The army needs recruits. In Australia, we outsource this in part to the Manpower Services Inc. They’re a private sector, civilian corporation who find part time and full time ‘talent’ for a spectrum of industries including grain harvesting and interior design administration.
The collaboration between the ADF and Manpower Services has yielded a series of campaigns that feel like an unlikely allegiance of Contiki, GTA and Tough Mudder. Don’t be a soldier; start a Defence Career. Don’t join the army; challenge yourself.
Daniel, a UTS student who moonlights in the reserves, is unimpressed by the people this sort of advertising is attracting. He’s a stocky guy, unsurprisingly, and is mostly monosyllables and refills until we start to talk Kapooka.
Kapooka is the training site just outside Wagga where new recruits get turned into soldiers, whether for the Reserve or what Daniel calls the ‘real army’. “They should show these fuckwits crying into their phones on – what day are they allowed a phone? Day 15? – to all their girlfriends about oh I can’t do this oh I want to come home. That’d keep the noobs out.” Noobs? “Guys who put ‘lol’ in their application. They see this shit and think it’s for misfits who love guns. They get chewed up fast. It’s not a fucking gap year.”
It doesn’t seem the moment to point out that the ADF does in fact run a gap year program.
Manpower joins a rising tide of corporations including Serco and GFS now managing civilian-control mechanisms that have typically been the dominion of the state. Manpower Services thinks of potential recruits as players in a job market full of competing internships, placements and part time work.

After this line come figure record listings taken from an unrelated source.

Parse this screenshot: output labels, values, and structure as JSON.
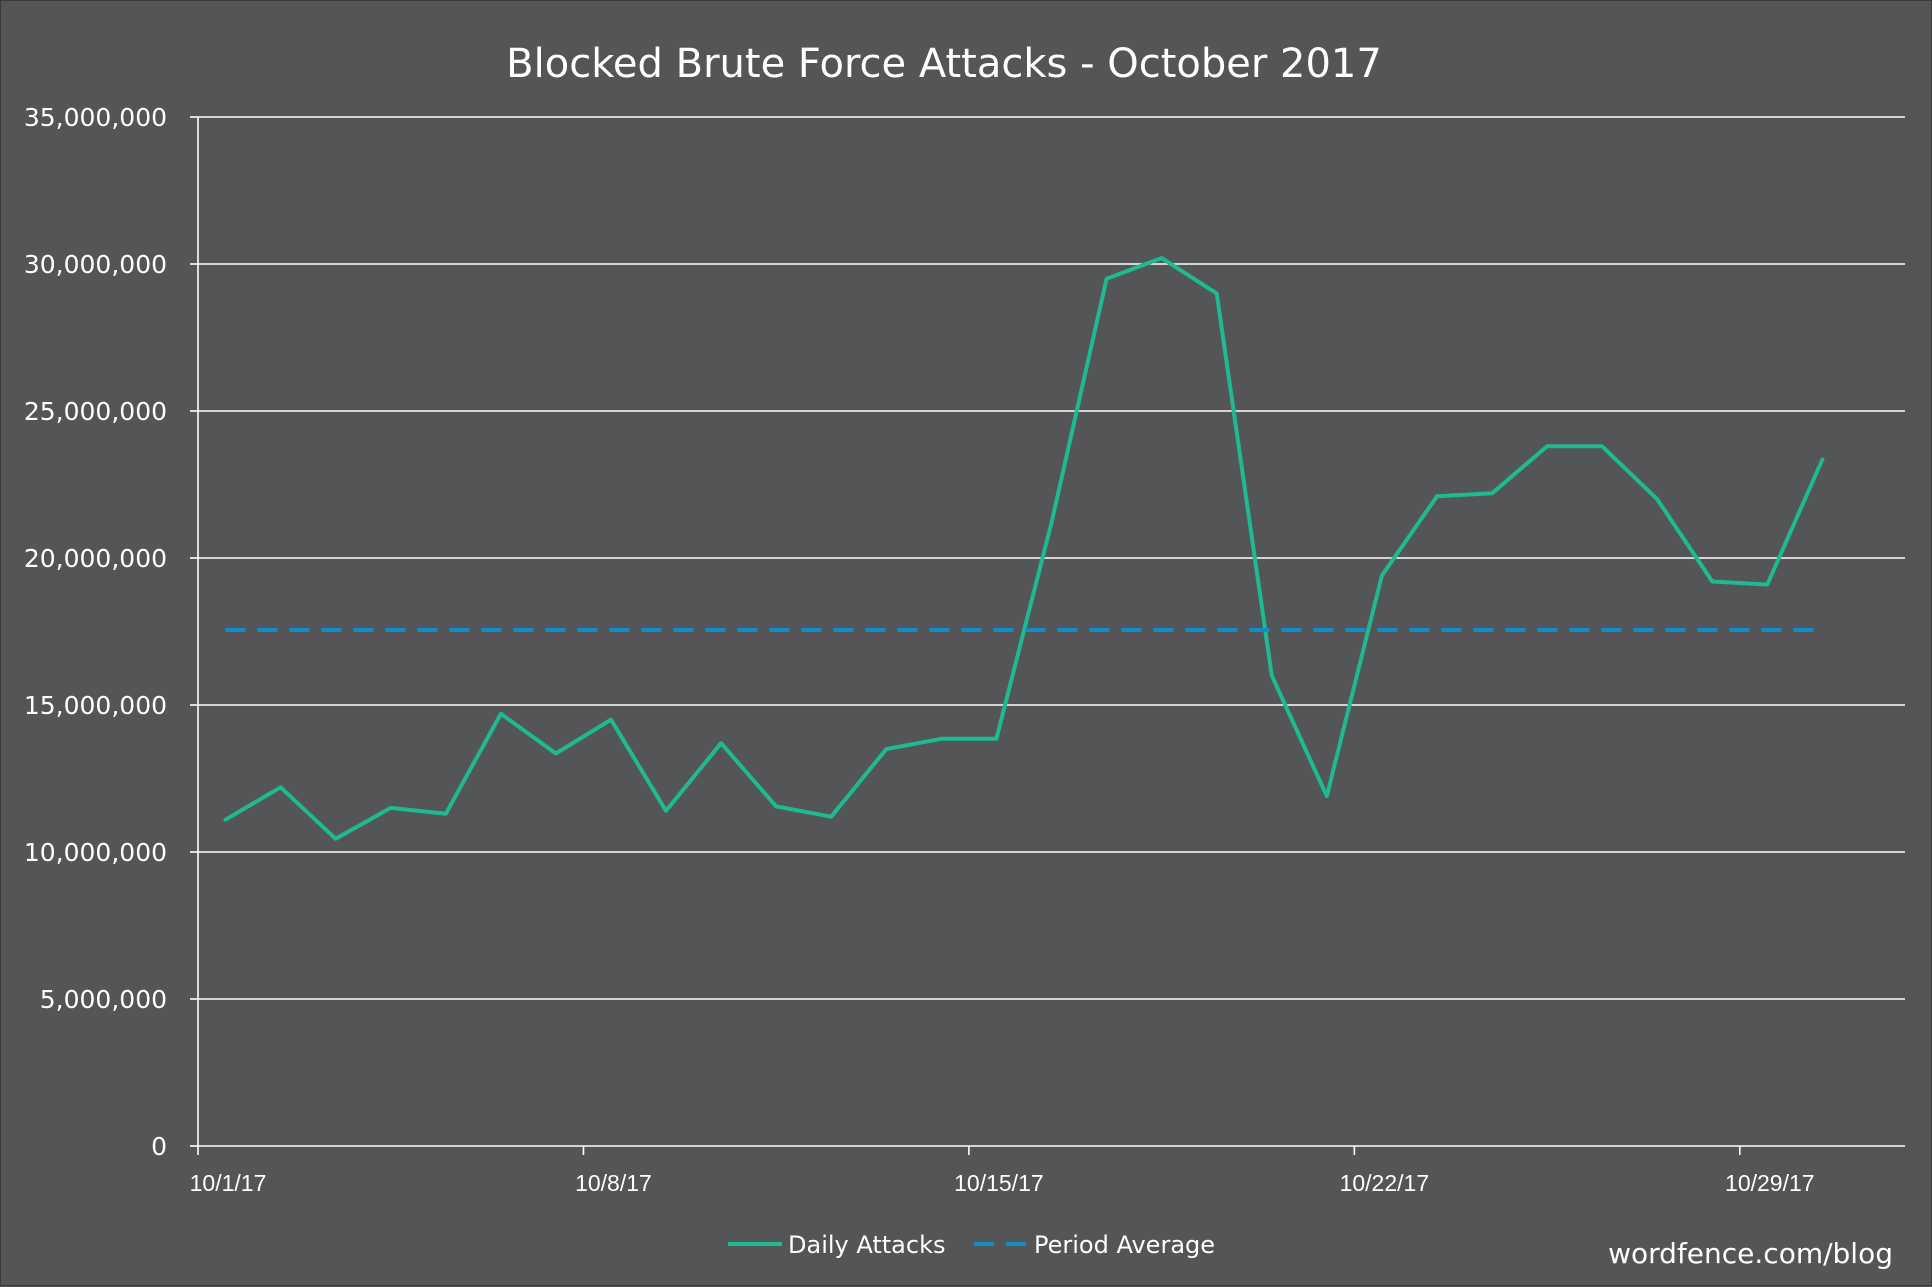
{
  "chart_data": {
    "type": "line",
    "title": "Blocked Brute Force Attacks - October 2017",
    "xlabel": "",
    "ylabel": "",
    "ylim": [
      0,
      35000000
    ],
    "yticks": [
      0,
      5000000,
      10000000,
      15000000,
      20000000,
      25000000,
      30000000,
      35000000
    ],
    "ytick_labels": [
      "0",
      "5,000,000",
      "10,000,000",
      "15,000,000",
      "20,000,000",
      "25,000,000",
      "30,000,000",
      "35,000,000"
    ],
    "x": [
      "10/1/17",
      "10/2/17",
      "10/3/17",
      "10/4/17",
      "10/5/17",
      "10/6/17",
      "10/7/17",
      "10/8/17",
      "10/9/17",
      "10/10/17",
      "10/11/17",
      "10/12/17",
      "10/13/17",
      "10/14/17",
      "10/15/17",
      "10/16/17",
      "10/17/17",
      "10/18/17",
      "10/19/17",
      "10/20/17",
      "10/21/17",
      "10/22/17",
      "10/23/17",
      "10/24/17",
      "10/25/17",
      "10/26/17",
      "10/27/17",
      "10/28/17",
      "10/29/17",
      "10/30/17"
    ],
    "xtick_labels": [
      "10/1/17",
      "10/8/17",
      "10/15/17",
      "10/22/17",
      "10/29/17"
    ],
    "series": [
      {
        "name": "Daily Attacks",
        "color": "#1fb992",
        "style": "solid",
        "values": [
          11100000,
          12200000,
          10450000,
          11500000,
          11300000,
          14700000,
          13350000,
          14500000,
          11400000,
          13700000,
          11550000,
          11200000,
          13500000,
          13850000,
          13850000,
          21200000,
          29500000,
          30200000,
          29000000,
          16000000,
          11900000,
          19400000,
          22100000,
          22200000,
          23800000,
          23800000,
          22000000,
          19200000,
          19100000,
          23350000
        ]
      },
      {
        "name": "Period Average",
        "color": "#0f8fc8",
        "style": "dashed",
        "values": [
          17550000,
          17550000,
          17550000,
          17550000,
          17550000,
          17550000,
          17550000,
          17550000,
          17550000,
          17550000,
          17550000,
          17550000,
          17550000,
          17550000,
          17550000,
          17550000,
          17550000,
          17550000,
          17550000,
          17550000,
          17550000,
          17550000,
          17550000,
          17550000,
          17550000,
          17550000,
          17550000,
          17550000,
          17550000,
          17550000
        ]
      }
    ],
    "grid": true,
    "legend": "bottom-center",
    "watermark": "wordfence.com/blog",
    "background_color": "#545557",
    "gridline_color": "#ffffff"
  }
}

By far the biggest influx of recruits happens over summer, when school leavers and tertiary studiers are looking for any number of combinations of money, something to do during the day, a way to get fit, and a way to give back to the community. For Tim, joining up was a way to stay ideologically consistent with his belief in compulsory national service. I ask if the money helps – a trainee recruit can expect to make $34,460 in a year. “I mean it doesn’t hurt. But if I just wanted money I’d stack shelves.”
Manpower has three years left in its contract with Defence, which is worth $500 million to the company. It is tasked with two things: ADFA recruitment and retention. The potential for alliteration was not lost on the military boffins who dubbed the strategy ‘R2’.
The ADF has allocated $3.1 billion to recruitment and retention since 2007. That’s 117 M1 Abrams tanks. When I told Daniel about Manpower Services’ involvement in recruitment, he’s bemused in an almost curmudgeonly way. “I had no idea they were managing it. It’s weird that they’re not… that they don’t have military experience. You’d think they’d want more than just a civvie advertising company.”
Perhaps this explains the ways recruitment drives have targeted young Australians in the last few years. The era of army personnel standing in shopping centres and bookstores is long since passed. If the ADF wants to compete with other employers who want a part of the young, fit, mobile workforce, it knows it has to out-advertise them. Joe, a 22 year old with his sights set on being a clearance diver, was bemused by a recent series of recruitment ads run in cinemas nationwide for Navy, that a few years ago made like Zuckerberg and dropped the ‘the’. “They had a guy on a tuk tuk somewhere in south east Asia. They didn’t show the hours you spend every day on mindless cleaning”.
The second part of the R2 strategy, Retention, is simple enough. Once people are in the army, don’t lose them. Australian retention focuses on trying to “establish and maintain the ADF as an employer of choice, by providing contemporary rewards for a competitive marketplace”. This doesn’t seem to rattle Daniel and co so much. “No I get that’s all fair. Some guys get 182K as a base rate, but they do a hard job. Pay them. But the people they’re attracting with this entry-level bullshit… we need young people, not people with nothing better to do.”